Question: Is it also true for higher cardinals? Does there exist a graph of size $\kappa$, which contains all graphs of size $\kappa$ as induced subgraph? If not, what is the condition for $\kappa$?
Following up on Asaf's comment, indeed, if $\kappa^{\lt\kappa}=\kappa$, then we may build a $\kappa$-universal graph of size $\kappa$. Proceed in $\kappa$ many stages. At each stage, we have a graph of size $\gamma$, less than $\kappa$. There are precisely $2^\gamma\leq\kappa$ many ways to add a single new point to this graph. Using a pairing function, we add at stage $\langle\alpha,\beta\rangle$ a point realizing the $\beta^{th}$ pattern of connectivity with the points constructed at stage $\alpha$. It follows that after $\kappa$ many stages, we will have a $\kappa$-universal graph, since for any graph of size $\kappa$, we enumerate its nodes and then systematically find a copy inside our universal graph realizing that pattern of connectivity with the previous nodes.

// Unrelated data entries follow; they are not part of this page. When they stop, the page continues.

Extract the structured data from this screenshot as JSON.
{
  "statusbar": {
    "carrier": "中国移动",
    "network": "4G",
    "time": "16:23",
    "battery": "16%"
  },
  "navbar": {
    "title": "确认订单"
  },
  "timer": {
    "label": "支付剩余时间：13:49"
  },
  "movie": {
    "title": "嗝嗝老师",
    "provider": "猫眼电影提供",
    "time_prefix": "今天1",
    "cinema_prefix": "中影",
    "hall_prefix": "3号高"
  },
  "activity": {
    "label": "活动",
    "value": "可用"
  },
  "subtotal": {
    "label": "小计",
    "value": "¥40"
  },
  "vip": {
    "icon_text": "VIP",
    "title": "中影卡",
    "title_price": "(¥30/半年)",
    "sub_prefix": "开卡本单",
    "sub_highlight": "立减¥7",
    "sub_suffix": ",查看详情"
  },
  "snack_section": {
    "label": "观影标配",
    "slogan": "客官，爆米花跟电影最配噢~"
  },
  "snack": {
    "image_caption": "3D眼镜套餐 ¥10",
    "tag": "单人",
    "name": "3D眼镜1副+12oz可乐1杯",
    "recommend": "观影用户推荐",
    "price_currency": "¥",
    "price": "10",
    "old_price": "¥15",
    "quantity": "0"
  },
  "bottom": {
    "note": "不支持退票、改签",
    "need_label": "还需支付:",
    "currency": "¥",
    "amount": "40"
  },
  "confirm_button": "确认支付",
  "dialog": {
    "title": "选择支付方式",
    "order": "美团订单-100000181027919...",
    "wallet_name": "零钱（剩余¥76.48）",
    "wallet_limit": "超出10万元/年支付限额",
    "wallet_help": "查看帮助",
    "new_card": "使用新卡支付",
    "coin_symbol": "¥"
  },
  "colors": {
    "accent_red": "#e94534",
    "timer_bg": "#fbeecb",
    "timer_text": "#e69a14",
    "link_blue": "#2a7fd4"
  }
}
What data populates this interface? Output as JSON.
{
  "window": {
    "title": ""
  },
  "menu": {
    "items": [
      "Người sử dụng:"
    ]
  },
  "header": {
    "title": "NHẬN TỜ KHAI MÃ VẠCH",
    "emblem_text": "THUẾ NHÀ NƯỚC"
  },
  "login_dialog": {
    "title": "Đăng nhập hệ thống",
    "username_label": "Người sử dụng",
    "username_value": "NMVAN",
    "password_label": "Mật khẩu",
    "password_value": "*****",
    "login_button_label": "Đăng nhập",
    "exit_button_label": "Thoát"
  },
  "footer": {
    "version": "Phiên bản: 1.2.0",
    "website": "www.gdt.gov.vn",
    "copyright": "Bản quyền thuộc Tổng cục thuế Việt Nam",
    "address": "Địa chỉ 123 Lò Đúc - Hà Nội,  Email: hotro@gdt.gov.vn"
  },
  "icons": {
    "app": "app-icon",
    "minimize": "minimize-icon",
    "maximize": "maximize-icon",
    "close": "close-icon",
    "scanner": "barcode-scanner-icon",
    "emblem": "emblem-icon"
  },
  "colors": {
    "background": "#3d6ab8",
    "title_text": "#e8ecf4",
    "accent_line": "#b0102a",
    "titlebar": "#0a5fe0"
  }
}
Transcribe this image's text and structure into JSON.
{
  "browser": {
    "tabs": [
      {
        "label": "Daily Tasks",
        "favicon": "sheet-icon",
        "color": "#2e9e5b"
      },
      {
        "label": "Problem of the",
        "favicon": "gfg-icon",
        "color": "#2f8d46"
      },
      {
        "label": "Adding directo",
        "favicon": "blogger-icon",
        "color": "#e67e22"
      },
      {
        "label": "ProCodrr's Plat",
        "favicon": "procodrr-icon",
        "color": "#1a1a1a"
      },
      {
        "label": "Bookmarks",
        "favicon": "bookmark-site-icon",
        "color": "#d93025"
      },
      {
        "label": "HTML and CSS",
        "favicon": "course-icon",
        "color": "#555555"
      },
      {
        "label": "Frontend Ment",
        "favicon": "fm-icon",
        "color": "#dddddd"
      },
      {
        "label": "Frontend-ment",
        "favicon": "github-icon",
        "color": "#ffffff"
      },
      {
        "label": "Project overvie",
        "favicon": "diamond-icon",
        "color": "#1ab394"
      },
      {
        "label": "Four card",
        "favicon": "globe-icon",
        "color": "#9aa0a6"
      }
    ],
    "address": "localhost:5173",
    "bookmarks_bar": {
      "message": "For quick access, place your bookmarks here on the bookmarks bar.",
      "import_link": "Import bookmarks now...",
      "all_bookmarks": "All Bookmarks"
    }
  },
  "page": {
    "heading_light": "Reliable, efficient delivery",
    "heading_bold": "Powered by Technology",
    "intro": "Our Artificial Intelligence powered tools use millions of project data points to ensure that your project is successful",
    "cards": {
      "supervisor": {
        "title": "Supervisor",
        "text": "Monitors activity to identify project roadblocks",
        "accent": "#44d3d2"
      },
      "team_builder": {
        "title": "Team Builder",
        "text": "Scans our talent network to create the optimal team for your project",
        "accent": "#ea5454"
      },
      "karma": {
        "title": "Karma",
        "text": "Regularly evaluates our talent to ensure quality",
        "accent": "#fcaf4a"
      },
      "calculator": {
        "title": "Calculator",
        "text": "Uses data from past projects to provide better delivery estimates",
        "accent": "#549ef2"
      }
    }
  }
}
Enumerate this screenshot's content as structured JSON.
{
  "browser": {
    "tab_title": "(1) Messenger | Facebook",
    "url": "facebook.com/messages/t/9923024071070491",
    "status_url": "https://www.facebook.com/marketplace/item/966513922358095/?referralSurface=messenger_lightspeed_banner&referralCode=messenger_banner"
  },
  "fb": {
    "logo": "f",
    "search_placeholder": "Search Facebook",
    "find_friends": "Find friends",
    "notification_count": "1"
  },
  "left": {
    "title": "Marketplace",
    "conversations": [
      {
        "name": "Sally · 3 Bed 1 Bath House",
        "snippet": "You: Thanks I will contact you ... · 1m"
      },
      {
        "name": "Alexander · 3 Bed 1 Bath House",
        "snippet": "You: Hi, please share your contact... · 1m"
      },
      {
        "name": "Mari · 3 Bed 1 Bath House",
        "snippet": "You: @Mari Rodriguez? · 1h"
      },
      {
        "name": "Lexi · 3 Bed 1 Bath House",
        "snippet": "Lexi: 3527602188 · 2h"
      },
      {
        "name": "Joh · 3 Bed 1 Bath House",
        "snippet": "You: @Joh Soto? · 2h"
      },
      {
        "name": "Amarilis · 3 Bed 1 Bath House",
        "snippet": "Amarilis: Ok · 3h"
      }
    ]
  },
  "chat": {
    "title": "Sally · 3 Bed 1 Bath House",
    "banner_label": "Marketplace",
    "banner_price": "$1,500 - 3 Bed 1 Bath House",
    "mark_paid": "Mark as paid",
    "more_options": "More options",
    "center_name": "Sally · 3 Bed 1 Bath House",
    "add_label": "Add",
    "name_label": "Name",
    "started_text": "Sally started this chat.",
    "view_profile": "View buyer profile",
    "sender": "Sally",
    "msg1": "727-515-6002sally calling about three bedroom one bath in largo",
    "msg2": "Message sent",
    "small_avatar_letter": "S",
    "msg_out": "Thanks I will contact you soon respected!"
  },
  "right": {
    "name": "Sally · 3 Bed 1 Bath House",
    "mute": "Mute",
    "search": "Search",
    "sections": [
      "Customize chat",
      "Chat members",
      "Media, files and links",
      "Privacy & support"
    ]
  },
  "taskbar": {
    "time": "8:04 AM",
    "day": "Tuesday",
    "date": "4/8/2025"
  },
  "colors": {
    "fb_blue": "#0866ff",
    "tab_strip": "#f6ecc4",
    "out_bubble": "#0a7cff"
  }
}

This is the "forth" part of the usual back-and-forth arguments.
An old result of Shelah states that if one adds $\lambda > \kappa^{++}$ Cohen subsets to a cardinal satisfying $\kappa^{<\kappa}$, then in the resulting universe the universality number for graphs on $\kappa^+$ is $\lambda$. It is possible to have a universal graph of size $\aleph_1$ even when CH fails (Mekler and Shelah independently).